Police say their baby boy was delivered prematurely at the hospital after the accident early Sunday in Brooklyn's Williamsburg neighborhood.
The driver of a BMW slammed into the livery car carrying Nachman and Raizy Glauber, both 21, at an intersection in the Williamsburg neighborhood of Brooklyn, said Isaac Abraham, a neighbor of Raizy Glauber's parents who lives two blocks from the scene of the crash.
The engine of the livery car ended up in the backseat, where the pregnant woman was sitting before she was ejected, Abraham said. Her body landed under a parked tractor-trailer, said witnesses who came to the scene after the crash. Nachman Glauber was pinned in the car, and emergency workers had to cut off the roof to get him out, witnesses said
Both of the Glaubers were pronounced dead at hospitals, where doctors performed a cesarean section on the mother to deliver the baby. Both parents died of blunt-force trauma, the medical examiner said.
Their son was in serious condition, Abraham said. Neighbors and friends said the boy weighed only about 4 pounds (1.8 kilograms). The hospital did not return calls about the infant. The Glaubers' livery cab driver was treated for minor injuries at the hospital and was later released.
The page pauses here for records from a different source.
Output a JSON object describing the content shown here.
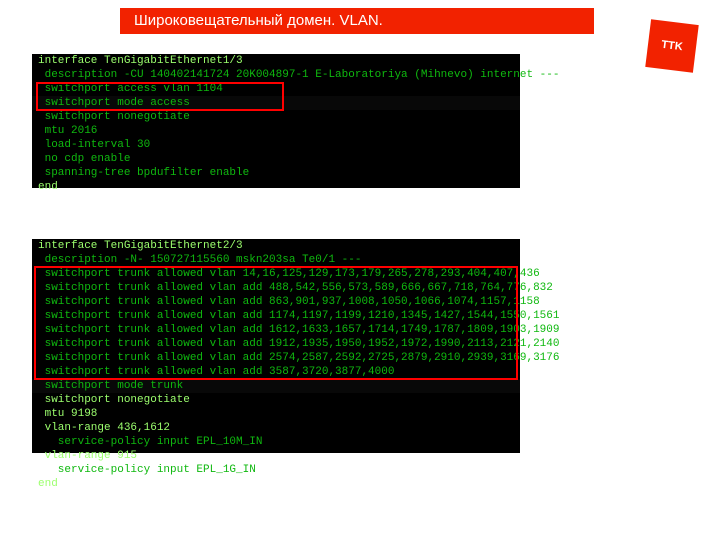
{
  "title": "Широковещательный домен. VLAN.",
  "logo_text": "TTK",
  "terminal1": {
    "l0": "interface TenGigabitEthernet1/3",
    "l1": " description -CU 140402141724 20K004897-1 E-Laboratoriya (Mihnevo) internet ---",
    "l2": " switchport access vlan 1104",
    "l3": " switchport mode access",
    "l4": " switchport nonegotiate",
    "l5": " mtu 2016",
    "l6": " load-interval 30",
    "l7": " no cdp enable",
    "l8": " spanning-tree bpdufilter enable",
    "l9": "end"
  },
  "terminal2": {
    "l0": "interface TenGigabitEthernet2/3",
    "l1": " description -N- 150727115560 mskn203sa Te0/1 ---",
    "l2": " switchport trunk allowed vlan 14,16,125,129,173,179,265,278,293,404,407,436",
    "l3": " switchport trunk allowed vlan add 488,542,556,573,589,666,667,718,764,776,832",
    "l4": " switchport trunk allowed vlan add 863,901,937,1008,1050,1066,1074,1157,1158",
    "l5": " switchport trunk allowed vlan add 1174,1197,1199,1210,1345,1427,1544,1550,1561",
    "l6": " switchport trunk allowed vlan add 1612,1633,1657,1714,1749,1787,1809,1903,1909",
    "l7": " switchport trunk allowed vlan add 1912,1935,1950,1952,1972,1990,2113,2121,2140",
    "l8": " switchport trunk allowed vlan add 2574,2587,2592,2725,2879,2910,2939,3169,3176",
    "l9": " switchport trunk allowed vlan add 3587,3720,3877,4000",
    "l10": " switchport mode trunk",
    "l11": " switchport nonegotiate",
    "l12": " mtu 9198",
    "l13": " vlan-range 436,1612",
    "l14": "   service-policy input EPL_10M_IN",
    "l15": " vlan-range 915",
    "l16": "   service-policy input EPL_1G_IN",
    "l17": "end"
  }
}
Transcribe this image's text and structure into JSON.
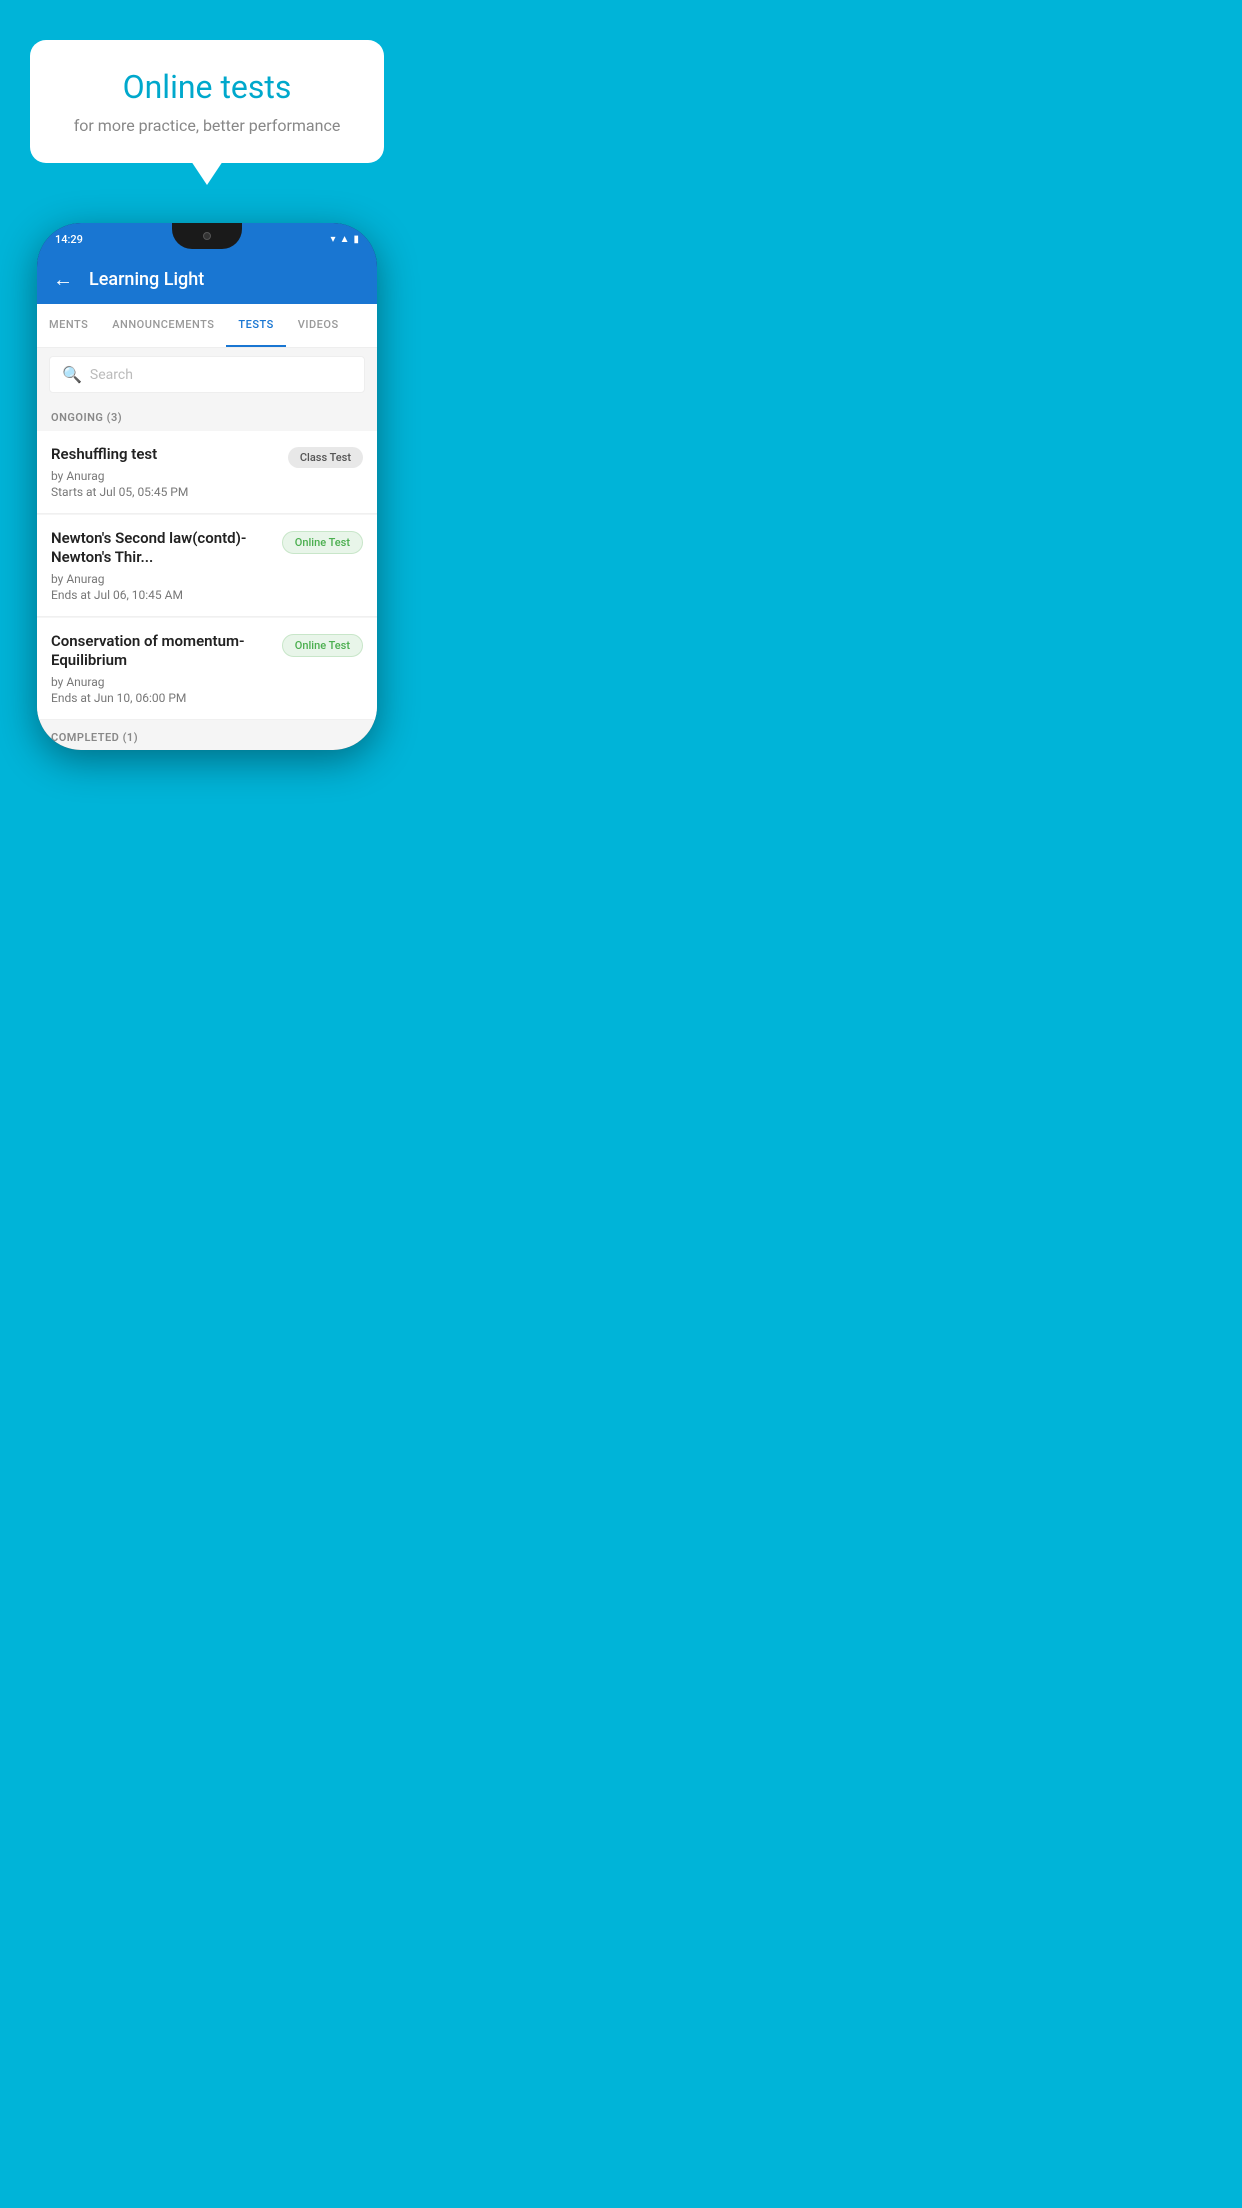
{
  "background_color": "#00B4D8",
  "speech_bubble": {
    "title": "Online tests",
    "subtitle": "for more practice, better performance"
  },
  "phone": {
    "status_bar": {
      "time": "14:29",
      "icons": [
        "wifi",
        "signal",
        "battery"
      ]
    },
    "header": {
      "title": "Learning Light",
      "back_label": "←"
    },
    "tabs": [
      {
        "label": "MENTS",
        "active": false
      },
      {
        "label": "ANNOUNCEMENTS",
        "active": false
      },
      {
        "label": "TESTS",
        "active": true
      },
      {
        "label": "VIDEOS",
        "active": false
      }
    ],
    "search": {
      "placeholder": "Search"
    },
    "sections": [
      {
        "header": "ONGOING (3)",
        "tests": [
          {
            "name": "Reshuffling test",
            "author": "by Anurag",
            "time_label": "Starts at",
            "time": "Jul 05, 05:45 PM",
            "badge": "Class Test",
            "badge_type": "class"
          },
          {
            "name": "Newton's Second law(contd)-Newton's Thir...",
            "author": "by Anurag",
            "time_label": "Ends at",
            "time": "Jul 06, 10:45 AM",
            "badge": "Online Test",
            "badge_type": "online"
          },
          {
            "name": "Conservation of momentum-Equilibrium",
            "author": "by Anurag",
            "time_label": "Ends at",
            "time": "Jun 10, 06:00 PM",
            "badge": "Online Test",
            "badge_type": "online"
          }
        ]
      }
    ],
    "completed_header": "COMPLETED (1)"
  }
}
Both the driver of the BMW and a passenger fled and were being sought, police said.
On Saturday, Raizy Glauber "was not feeling well, so they decided to go" to the hospital, said Sara Glauber, Nachman Glauber's cousin. Abraham said the Glaubers called a car service because they didn't own a car, which is common for New Yorkers.
The Glaubers were married about a year ago and had begun a life together in Williamsburg, where Raizy Glauber grew up in a prominent Orthodox Jewish rabbinical family, Sara Glauber said.
The Glaubers were mourned by at least 1,000 people at a funeral outside the Congregation Yetev Lev D'Satmar synagogue.
The sound of wailing filled the air as two coffins covered in black velvet with a silver trim were carried from a vehicle. “I will never forget you, my daughter!" said Yitzchok Silberstein, Raizy Glauber's father.
Afterward, the cars carrying the bodies left and headed to Monsey, where another service was planned in Nachman Glauber's hometown.
"You don't meet anyone better than him," said his cousin. "He was always doing favors for everyone."
She said Nachman's mother herself just delivered a baby two weeks ago.
"I've never seen a mother-son relationship like this," Sara Glauber said. "He called her every day to make sure everything was OK. He was the sweetest, most charming human being, always with a smile on his face."
She added that, of him and his bride, "if one had to go, the other had to go too because they really were one soul."